Trump Signs Illegal Order Opening Papahānaumokuākea Marine National Monument to Fishing

On June 11, 2026, President Trump signed an “Executive Proclamation Restoring American Commercial Fishing in the Pacific,” opening National Marine Sanctuaries and Marine National Monuments to United States flagged fishing vessels. This Executive action would illegally open fishing in three areas protected for over 25 years.

The expanded fishing grounds for American fishermen in the Pacific restored through this Executive Proclamation include: 

  • The Islands Unit of the Mariana Trench Marine National Monument
  • The Mau Zone and Ho‘omalu Zone and areas seaward of 50 nautical miles within the Papahānaumokuākea Marine National Monument
  • Waters between 12 and 50 nautical miles surrounding Rose Atoll within the Rose Atoll Marine National Monument 

The announcement comes following a similar move by the Administration in April 2025 when the President announced a proclamation to unleash American commercial fishing in the Pacific Ocean. Opening up protected waters is a key component of Trumpʻs America First Fishing Policy. The first proclamation temprorarily opened the Pacific Remote Islands Marine National Monument (PRIMNM) to commercial fishing.

Following the 2025 decree, the US fishing fleet moved into Johnson Atoll and fished until blocked by an injunction filed in Hawaii Superior Court by cultural and environmental groups in Hawaii. On August 7, 2025 the federal district court in Honolulu ruled that commercial fishing cannot legally continue in the Pacific Islands Heritage Marine National Monument, which is located to the south and southwest of Hawai‘i. The court’s order declares unlawful and cancels the National Marine Fisheries Service’s (NMFS) April 25 letter that purported to authorize commercial fishing in the portions of the monument that President Obama protected in 2014. NMFS issued the letter despite lawfully enacted regulations prohibiting such fishing that remain on the books.

The monument’s protections provide a refuge for biodiversity and intact populations including coral reefs threatened by human impacts, improving their resiliency against climate change. Deep water coral reefs, seamounts, guyots, submerged reefs and banks, and deep-water benthic communities also find protection within the monument boundaries. Many of these habitats are not well understood scientifically, and new species are yet to be discovered.

Even short-term commercial fishing can inflict long-term, irreparable harm on the pristine marine environment. The monument designations, and associated ban on taking marine resources, provide needed protection to scientific and historical treasures in one of the most spectacular and unique ocean ecosystems on earth. The monument’s status allows its waters to be havens for a vast range of marine wildlife including five species of threatened or endangered sea turtles, like the leatherback, that use these waters to feed and migrate. The waters are habitat for large populations of sharks including the critically endangered oceanic whtetip shark, as well as 22 species of protected and marine mammals, and millions of seabirds that use the monument waters and islands to nest, breed and feed.

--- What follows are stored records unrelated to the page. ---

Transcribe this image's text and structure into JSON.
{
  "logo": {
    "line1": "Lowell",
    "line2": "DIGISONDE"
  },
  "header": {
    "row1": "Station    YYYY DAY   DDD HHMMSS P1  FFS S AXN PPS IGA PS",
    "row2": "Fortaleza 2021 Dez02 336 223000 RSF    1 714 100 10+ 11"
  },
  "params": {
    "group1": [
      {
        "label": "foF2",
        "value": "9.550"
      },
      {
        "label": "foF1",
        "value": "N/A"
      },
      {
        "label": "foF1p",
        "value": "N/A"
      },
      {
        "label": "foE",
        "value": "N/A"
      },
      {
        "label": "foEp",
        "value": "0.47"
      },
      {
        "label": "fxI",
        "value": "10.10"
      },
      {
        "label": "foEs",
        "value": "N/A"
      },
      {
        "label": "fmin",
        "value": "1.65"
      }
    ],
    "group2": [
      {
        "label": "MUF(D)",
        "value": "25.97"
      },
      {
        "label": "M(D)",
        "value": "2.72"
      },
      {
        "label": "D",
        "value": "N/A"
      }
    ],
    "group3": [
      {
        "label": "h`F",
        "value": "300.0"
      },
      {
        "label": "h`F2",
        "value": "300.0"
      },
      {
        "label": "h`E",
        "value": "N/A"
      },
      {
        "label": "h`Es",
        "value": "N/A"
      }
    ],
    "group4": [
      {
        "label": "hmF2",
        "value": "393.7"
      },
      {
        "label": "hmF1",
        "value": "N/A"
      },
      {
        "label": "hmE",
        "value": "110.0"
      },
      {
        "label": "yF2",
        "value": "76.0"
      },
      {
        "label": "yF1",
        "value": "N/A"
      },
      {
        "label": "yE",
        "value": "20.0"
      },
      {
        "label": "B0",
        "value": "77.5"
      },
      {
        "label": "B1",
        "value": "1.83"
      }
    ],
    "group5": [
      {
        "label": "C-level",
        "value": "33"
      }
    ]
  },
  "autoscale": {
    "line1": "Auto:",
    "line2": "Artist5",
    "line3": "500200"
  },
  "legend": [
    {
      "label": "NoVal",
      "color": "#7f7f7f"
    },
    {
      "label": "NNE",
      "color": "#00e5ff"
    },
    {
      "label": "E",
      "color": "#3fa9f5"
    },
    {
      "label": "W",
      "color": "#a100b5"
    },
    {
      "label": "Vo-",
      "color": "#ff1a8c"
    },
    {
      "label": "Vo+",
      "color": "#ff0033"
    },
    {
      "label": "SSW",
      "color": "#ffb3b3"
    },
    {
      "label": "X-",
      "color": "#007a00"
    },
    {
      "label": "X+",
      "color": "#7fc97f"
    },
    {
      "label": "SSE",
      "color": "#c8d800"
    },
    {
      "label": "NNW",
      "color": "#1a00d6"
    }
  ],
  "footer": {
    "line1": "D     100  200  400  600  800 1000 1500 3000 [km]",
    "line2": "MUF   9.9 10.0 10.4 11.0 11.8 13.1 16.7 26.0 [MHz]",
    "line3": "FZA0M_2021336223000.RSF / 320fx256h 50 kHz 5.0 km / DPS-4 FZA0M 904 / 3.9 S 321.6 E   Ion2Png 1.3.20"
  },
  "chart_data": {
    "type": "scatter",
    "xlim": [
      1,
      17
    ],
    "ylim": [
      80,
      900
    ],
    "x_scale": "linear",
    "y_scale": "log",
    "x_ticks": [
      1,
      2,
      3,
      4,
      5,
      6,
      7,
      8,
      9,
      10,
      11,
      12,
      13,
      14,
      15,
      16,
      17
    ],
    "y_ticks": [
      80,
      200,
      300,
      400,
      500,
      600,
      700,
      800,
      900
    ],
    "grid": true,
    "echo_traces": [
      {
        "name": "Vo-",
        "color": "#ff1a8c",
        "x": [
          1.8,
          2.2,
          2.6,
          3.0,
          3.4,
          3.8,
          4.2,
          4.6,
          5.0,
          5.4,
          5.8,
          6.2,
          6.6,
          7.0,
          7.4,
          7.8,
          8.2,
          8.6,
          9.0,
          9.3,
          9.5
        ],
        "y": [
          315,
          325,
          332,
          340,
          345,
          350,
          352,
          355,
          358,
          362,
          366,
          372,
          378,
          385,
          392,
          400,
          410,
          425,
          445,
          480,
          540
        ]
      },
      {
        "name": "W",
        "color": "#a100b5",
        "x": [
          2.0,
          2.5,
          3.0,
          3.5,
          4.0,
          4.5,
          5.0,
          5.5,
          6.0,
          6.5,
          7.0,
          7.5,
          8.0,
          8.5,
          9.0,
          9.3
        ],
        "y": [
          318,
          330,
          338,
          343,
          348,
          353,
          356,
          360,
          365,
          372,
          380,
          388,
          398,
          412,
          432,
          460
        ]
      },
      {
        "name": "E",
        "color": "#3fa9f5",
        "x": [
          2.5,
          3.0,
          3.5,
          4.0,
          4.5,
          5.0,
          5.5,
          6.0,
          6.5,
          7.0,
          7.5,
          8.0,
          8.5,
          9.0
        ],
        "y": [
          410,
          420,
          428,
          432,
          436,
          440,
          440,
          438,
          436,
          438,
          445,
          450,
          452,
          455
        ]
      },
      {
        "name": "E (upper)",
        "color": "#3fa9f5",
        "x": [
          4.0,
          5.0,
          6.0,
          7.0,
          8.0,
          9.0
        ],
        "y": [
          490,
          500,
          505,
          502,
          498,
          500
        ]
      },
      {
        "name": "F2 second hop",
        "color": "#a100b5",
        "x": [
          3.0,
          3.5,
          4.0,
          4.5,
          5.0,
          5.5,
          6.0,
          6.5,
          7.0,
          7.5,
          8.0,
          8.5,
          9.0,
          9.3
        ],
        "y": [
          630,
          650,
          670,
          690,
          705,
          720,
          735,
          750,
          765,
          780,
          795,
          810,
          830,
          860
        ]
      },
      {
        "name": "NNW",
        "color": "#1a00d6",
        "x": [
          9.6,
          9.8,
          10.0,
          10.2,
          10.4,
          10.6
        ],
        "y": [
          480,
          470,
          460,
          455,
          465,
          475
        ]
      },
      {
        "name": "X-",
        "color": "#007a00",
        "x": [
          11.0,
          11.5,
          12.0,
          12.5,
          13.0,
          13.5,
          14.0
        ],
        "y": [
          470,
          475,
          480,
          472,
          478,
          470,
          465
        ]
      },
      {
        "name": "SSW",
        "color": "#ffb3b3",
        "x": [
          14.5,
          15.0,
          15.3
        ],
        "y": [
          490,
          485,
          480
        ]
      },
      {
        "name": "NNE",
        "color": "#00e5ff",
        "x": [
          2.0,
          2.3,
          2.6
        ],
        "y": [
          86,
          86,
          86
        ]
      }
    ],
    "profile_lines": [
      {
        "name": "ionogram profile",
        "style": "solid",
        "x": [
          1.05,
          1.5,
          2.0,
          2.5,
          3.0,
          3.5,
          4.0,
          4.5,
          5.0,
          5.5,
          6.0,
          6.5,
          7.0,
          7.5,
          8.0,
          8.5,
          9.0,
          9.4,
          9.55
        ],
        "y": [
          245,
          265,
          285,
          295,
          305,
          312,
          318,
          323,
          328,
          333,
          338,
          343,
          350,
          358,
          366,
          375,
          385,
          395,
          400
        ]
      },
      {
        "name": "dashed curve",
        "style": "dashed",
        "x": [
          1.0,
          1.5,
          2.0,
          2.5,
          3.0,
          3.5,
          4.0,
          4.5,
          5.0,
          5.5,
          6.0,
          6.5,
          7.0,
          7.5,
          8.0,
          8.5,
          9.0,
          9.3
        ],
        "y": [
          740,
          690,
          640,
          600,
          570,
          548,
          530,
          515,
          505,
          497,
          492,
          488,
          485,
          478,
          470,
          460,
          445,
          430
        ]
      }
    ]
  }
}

President Trump’s order violates the intent of the original Antiquities Act. This 1906 law allows presidents to designate and protect public lands as national monuments but does not grant them the authority to strip vital protections from established monuments. This lawsuit challenges President Trump’s action as unlawful for exceeding the president’s constitutional authority and infringing upon the powers reserved to Congress.

The NMFS’s approval to allow commercial fishing violates several important American environmental laws, including the Magnuson-Stevens Fishery Conservation and Management Act, the Endangered Species Act, and the National Environmental Policy Act. Among other violations, the NMFS bypassed a clear, longstanding legal requirement that it first publish rules in the Federal Register before amending or repealing existing regulations so that affected parties can have input on how best to protect public marine resources. NMFS has not published new rules in the Federal Register as required, and has failed to conduct any environmental review to assess the impact that opening this area to commercial fishing would have on endangered species and the ecosystem, as required by the Endangered Species Act and National Environmental Policy Act.